Deciduous fruit and nut trees, along with some flowers and biennial vegetables, need a certain number of hours of cold temperatures in order to break winter dormancy. This winter chilling is known as chilling, winter chill, or vernalization. The chilly temperatures actually break down the hormones that are preventing the tree or plant from growing.
Once dormancy has been established, most temperate trees will not resume growth until they’ve had a minimum period of time in low temperatures. Once they’ve reached their minimum, as soon as temperatures warm up and/or days are longer, the tree will start growing and flowering. This is known as “bud burst”. If it’s too early, and there is another freeze, then the flowers (your next crop of fruit) will drop off. Other problems are poor flowering, ineffective pollination due to spread-out blooming or not enough overlap with male flowers, poor foliage production, and weak trees.

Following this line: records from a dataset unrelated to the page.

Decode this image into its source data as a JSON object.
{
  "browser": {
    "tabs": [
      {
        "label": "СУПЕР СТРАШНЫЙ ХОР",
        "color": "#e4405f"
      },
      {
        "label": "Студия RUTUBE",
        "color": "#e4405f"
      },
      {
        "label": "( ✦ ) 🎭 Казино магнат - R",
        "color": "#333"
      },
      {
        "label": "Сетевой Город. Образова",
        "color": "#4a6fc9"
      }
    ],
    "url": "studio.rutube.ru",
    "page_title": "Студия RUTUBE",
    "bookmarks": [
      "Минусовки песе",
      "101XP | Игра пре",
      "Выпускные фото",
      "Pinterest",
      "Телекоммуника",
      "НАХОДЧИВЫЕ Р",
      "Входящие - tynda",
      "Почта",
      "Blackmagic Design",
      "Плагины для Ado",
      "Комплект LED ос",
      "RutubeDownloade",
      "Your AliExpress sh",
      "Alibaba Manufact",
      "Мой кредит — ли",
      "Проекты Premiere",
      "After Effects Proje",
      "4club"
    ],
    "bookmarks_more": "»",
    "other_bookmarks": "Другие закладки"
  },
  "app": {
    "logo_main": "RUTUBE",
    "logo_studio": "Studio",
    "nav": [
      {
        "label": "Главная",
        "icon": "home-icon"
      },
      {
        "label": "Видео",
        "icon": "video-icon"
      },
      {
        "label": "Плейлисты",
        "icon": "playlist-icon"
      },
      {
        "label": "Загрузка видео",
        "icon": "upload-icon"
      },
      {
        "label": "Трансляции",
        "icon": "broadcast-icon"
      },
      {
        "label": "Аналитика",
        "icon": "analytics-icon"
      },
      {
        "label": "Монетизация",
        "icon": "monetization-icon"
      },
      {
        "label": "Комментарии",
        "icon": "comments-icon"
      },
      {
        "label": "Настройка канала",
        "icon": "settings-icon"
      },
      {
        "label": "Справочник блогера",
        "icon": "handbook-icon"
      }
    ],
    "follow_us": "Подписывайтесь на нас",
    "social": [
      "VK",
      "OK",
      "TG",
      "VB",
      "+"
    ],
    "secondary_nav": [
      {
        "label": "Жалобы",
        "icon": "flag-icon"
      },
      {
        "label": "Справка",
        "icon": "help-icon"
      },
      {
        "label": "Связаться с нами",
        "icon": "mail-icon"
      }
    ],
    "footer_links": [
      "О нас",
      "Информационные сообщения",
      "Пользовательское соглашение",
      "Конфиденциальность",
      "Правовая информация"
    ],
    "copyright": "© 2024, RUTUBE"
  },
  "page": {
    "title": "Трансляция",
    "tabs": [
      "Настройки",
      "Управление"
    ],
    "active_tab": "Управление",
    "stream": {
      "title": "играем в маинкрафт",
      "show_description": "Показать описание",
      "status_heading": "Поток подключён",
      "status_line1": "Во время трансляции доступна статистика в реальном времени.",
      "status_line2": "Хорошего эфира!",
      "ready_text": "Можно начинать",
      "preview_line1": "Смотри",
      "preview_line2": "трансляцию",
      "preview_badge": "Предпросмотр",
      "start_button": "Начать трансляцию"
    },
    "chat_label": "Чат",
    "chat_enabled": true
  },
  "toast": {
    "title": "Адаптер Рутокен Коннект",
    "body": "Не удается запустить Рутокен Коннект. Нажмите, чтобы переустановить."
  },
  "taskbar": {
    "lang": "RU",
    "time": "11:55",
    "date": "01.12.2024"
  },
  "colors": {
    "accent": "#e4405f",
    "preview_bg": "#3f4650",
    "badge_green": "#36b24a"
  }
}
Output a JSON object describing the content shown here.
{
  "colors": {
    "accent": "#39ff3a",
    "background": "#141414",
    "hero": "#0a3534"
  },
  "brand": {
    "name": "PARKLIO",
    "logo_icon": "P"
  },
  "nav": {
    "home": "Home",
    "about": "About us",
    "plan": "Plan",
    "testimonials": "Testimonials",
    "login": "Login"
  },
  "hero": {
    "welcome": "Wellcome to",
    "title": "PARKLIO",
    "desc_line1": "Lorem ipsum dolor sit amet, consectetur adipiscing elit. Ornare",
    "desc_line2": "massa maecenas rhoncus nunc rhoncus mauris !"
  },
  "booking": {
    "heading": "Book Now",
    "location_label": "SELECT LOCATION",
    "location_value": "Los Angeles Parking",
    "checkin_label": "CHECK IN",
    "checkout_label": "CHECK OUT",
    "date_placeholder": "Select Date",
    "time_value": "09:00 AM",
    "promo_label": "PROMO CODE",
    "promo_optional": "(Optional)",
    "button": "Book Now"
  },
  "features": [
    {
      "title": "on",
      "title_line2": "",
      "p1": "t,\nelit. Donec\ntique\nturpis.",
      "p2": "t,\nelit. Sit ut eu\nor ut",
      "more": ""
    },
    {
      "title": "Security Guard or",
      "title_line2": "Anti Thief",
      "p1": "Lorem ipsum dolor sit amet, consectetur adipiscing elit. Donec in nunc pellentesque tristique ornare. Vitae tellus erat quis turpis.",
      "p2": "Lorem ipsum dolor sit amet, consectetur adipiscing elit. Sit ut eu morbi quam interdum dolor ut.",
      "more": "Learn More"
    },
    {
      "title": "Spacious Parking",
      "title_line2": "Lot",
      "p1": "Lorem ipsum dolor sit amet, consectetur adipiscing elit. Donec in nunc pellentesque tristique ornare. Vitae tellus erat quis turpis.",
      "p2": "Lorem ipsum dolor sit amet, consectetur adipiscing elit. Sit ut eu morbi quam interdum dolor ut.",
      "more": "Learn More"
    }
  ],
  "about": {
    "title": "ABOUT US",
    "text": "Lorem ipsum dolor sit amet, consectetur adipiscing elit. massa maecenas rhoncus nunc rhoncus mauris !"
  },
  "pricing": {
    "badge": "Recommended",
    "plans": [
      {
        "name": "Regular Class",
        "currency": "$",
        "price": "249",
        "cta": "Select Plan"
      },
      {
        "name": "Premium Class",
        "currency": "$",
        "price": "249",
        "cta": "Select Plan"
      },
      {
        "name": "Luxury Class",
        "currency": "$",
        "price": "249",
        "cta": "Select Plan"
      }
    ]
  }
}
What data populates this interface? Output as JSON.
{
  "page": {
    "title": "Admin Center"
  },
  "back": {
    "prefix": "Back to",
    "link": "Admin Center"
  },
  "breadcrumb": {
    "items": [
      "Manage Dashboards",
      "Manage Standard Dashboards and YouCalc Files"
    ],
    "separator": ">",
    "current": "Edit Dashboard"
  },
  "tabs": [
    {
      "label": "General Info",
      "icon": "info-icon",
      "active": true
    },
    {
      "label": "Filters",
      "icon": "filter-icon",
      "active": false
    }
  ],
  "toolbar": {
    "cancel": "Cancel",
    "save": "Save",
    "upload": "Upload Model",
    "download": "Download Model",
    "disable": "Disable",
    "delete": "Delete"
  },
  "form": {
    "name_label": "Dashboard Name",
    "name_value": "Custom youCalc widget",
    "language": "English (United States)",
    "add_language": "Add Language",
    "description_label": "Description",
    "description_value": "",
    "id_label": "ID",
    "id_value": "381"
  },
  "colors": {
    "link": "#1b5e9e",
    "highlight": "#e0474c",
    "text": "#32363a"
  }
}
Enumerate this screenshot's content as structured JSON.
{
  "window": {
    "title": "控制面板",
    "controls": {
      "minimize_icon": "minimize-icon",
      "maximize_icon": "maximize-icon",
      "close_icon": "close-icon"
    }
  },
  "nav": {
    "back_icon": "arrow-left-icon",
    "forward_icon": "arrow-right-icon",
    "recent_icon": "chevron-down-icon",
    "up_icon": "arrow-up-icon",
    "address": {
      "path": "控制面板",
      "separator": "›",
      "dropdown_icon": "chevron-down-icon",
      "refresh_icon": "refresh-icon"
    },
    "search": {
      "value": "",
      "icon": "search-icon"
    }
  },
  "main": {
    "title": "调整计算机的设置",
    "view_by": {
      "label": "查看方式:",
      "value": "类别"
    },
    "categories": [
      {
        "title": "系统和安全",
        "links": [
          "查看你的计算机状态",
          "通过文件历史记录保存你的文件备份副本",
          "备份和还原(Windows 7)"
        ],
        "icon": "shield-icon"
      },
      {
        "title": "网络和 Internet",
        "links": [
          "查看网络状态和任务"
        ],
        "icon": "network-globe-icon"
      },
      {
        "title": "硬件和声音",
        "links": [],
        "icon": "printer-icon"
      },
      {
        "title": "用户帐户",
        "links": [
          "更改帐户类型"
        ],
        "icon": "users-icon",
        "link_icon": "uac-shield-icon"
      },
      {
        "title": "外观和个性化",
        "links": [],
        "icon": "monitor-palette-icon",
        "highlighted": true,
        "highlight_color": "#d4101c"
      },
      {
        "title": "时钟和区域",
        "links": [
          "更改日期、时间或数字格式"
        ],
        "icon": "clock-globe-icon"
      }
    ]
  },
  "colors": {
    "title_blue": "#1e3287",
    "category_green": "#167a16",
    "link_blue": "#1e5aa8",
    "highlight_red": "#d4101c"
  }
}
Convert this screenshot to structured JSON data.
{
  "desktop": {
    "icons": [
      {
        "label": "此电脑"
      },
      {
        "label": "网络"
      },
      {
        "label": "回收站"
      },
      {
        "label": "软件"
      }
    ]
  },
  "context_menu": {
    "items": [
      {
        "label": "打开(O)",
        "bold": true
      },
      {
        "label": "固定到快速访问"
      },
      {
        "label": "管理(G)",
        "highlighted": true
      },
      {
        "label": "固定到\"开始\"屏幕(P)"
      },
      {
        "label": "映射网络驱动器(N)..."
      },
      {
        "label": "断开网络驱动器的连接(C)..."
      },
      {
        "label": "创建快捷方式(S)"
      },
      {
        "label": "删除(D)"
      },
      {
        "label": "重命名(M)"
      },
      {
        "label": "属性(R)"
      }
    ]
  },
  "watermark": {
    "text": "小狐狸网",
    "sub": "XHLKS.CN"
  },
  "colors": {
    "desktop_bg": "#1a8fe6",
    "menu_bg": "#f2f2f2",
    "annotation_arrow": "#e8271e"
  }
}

Low temperatures equate to below 50 deg F, although 34-45 deg F works best. Some sources only count time below 45 deg F, other sources only use 35-55 deg F. Extreme lows (below 30 or 32 deg F) are not counted, since these temps do not seem to work toward breaking dormancy.
There are two different methods for calculating your areas accumulation of chill hours:
- Chill Accumulation
- the number of hours between 30 & 45 deg F accumulated over the dormant season (traditionally starting November 1)
- however, when there are warm days in this period of dormancy, it cancels out the hours accumulated during the night. Not easily calculated, since it’s not a linear thing, I’d think. This is why the agronomists started developing the Dynamic Model (below).
- Dynamic Modeling using Chill Portions
- Calculates Chilling Portions using 35-55 deg F using consecutive hourly readings for the dormancy period
- Start date for this method is September 1, but I couldn’t determine what date to stop it on…but our chill portions stabilized in mid April (which happens to be our Last Frost Date) and stopped accumulating altogether, by May 3, 2012.
- here’s a link to use this method for your own area: Dynamic Model & Chill Accumulation
Most of Northern California gets 800-1500 hours of chilling; Southern California may get as low as 100-400 hours. An easy way to see if a particular winter is turning out as expected, is if December & January both have about 400 hours of temperatures below 45 deg F, and if this is fairly even (no big swings), then the 800 chill hour minimum is easily reached.
My weather station in Redding, CA, recorded 1539 chill hours between 30°F and 45°F in 2012. As for Chill Portions, I calculated ours using the Dynamic Model, and came up with 97 Chill Portions in 2012.
UC Davis has calculators for many California counties here.
The number of chill hours required varies by variety or cultivar for each fruit or nut tree, but here are some guidelines:
- almonds: 250-500
- apple: 500-1000
- apple (low-chill): 400-600
- apricot: 300-800
- cherry, sour: 1200
- cherry: sweet: 700-800
- chestnut: 400-500
- fig: 100
- filbert (hazelnut): 800
- kiwi: 300-800
- olive: 200-300
- peaches & nectarines: 500-800
- pears: 700-800
- pears, Asian: 350-450
- pecan: 250
- persimmon: 100-200
- pistachio: 800
- plum (American): 3000
- plum (European): 600-800
- plum (Japanese): 250-700
- plumcot: 400-600
- pomegranate: 100-150
- quince: 300
- walnut (Persian): 500-700
There are chemical sprays that people in warm climates can use to artificially break dormancy, but if your tree requires less chill hours than your area has, it increases the likelihood that the tree will “bud burst” and flower before the last frost. This means that the flowers open on the first warm day, then they are all killed in the freeze that comes before spring really hits.
Carrots
Carrots and other biennial vegetables, like beets, need chilling before they can flower.
Foxgloves
Digitalis, Foxgloves, will not flower unless they have some cold temperatures. They will just stay as leafy rosettes.